Мой партнер помчал по Рюгендамм назад на остров. – Надеюсь только, что у Вульфа ничего не сорвется, – заметил он. Оглянувшись назад, мы поняли по огням поезда, что он как раз начинает ползти по дамбе. – Выключить фары, – приказал я. – Фары выключены, – ответил Герт тоном летчика в кабине самолета. – Инфракрасные фары включить! – Включены! – Инфракрасные очки надеть! – Надеты! Теперь мы двигались по зоне Райхсбана, запретной для посторонних, в том числе и для нас.
Джип Вульфа стоял рядом с "Трабантом" у бюро начальницы станции. Она ни в коем случае не должна была нас увидеть. Пару дней назад Вульф еще раз спросил нас, что же ему делать, чтобы успокоить даму, если она все-таки что-то заподозрит. Герт тогда ответил: – Я и сам этого не знаю. Поиграй с ней в "не волнуйся, дружок", а если и это не сработает, то придумай что-нибудь.
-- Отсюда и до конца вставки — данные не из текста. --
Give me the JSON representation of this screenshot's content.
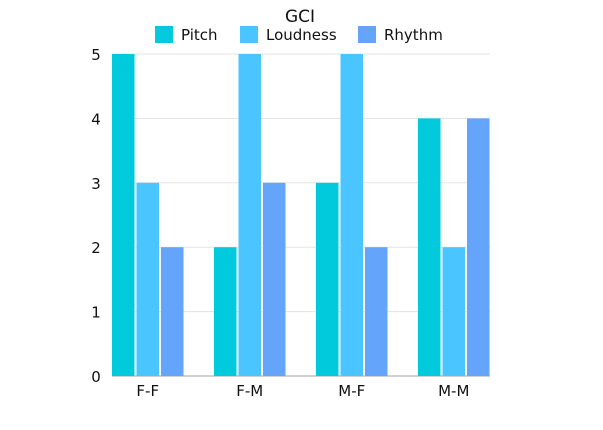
{
  "chart_data": {
    "type": "bar",
    "title": "GCI",
    "categories": [
      "F-F",
      "F-M",
      "M-F",
      "M-M"
    ],
    "series": [
      {
        "name": "Pitch",
        "values": [
          5,
          2,
          3,
          4
        ],
        "color": "#00CADB"
      },
      {
        "name": "Loudness",
        "values": [
          3,
          5,
          5,
          2
        ],
        "color": "#4AC5FF"
      },
      {
        "name": "Rhythm",
        "values": [
          2,
          3,
          2,
          4
        ],
        "color": "#64A4FA"
      }
    ],
    "xlabel": "",
    "ylabel": "",
    "ylim": [
      0,
      5
    ],
    "yticks": [
      0,
      1,
      2,
      3,
      4,
      5
    ],
    "grid": true,
    "legend": "top"
  }
}
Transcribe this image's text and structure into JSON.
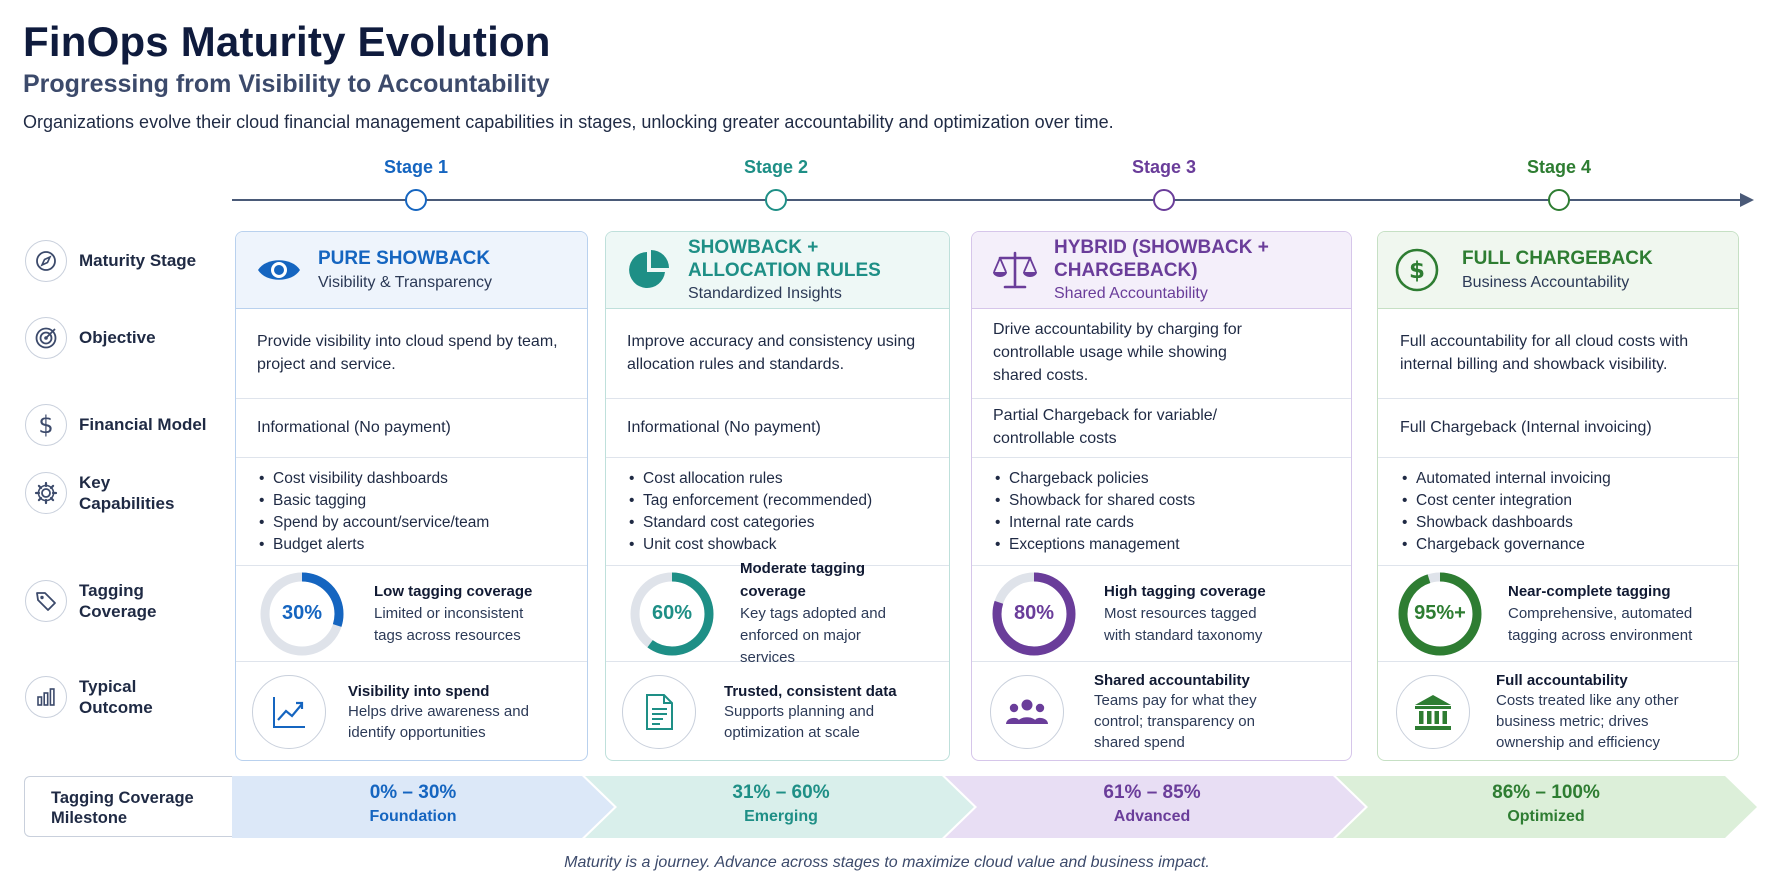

Главное, чтобы она не заметила, как мы катим по запретной дороге рядом с рельсами.
И как раз сейчас мы медленно проехали мимо ее бюро. Все было тихо – и темно. Я наиграно вздохнул: – Не понимаю. Мы идем на войну, а Вульф развлекается в станционной конторе. Язвительно улыбаясь и хихикая, мы съехали из запретной зоны Райхсбана на полевую дорогу. Через пару сотен метров мы остановились. За нами все было тихо. Тентовый верх машины был поднят, и я занял свою позицию с видеокамерой в руках.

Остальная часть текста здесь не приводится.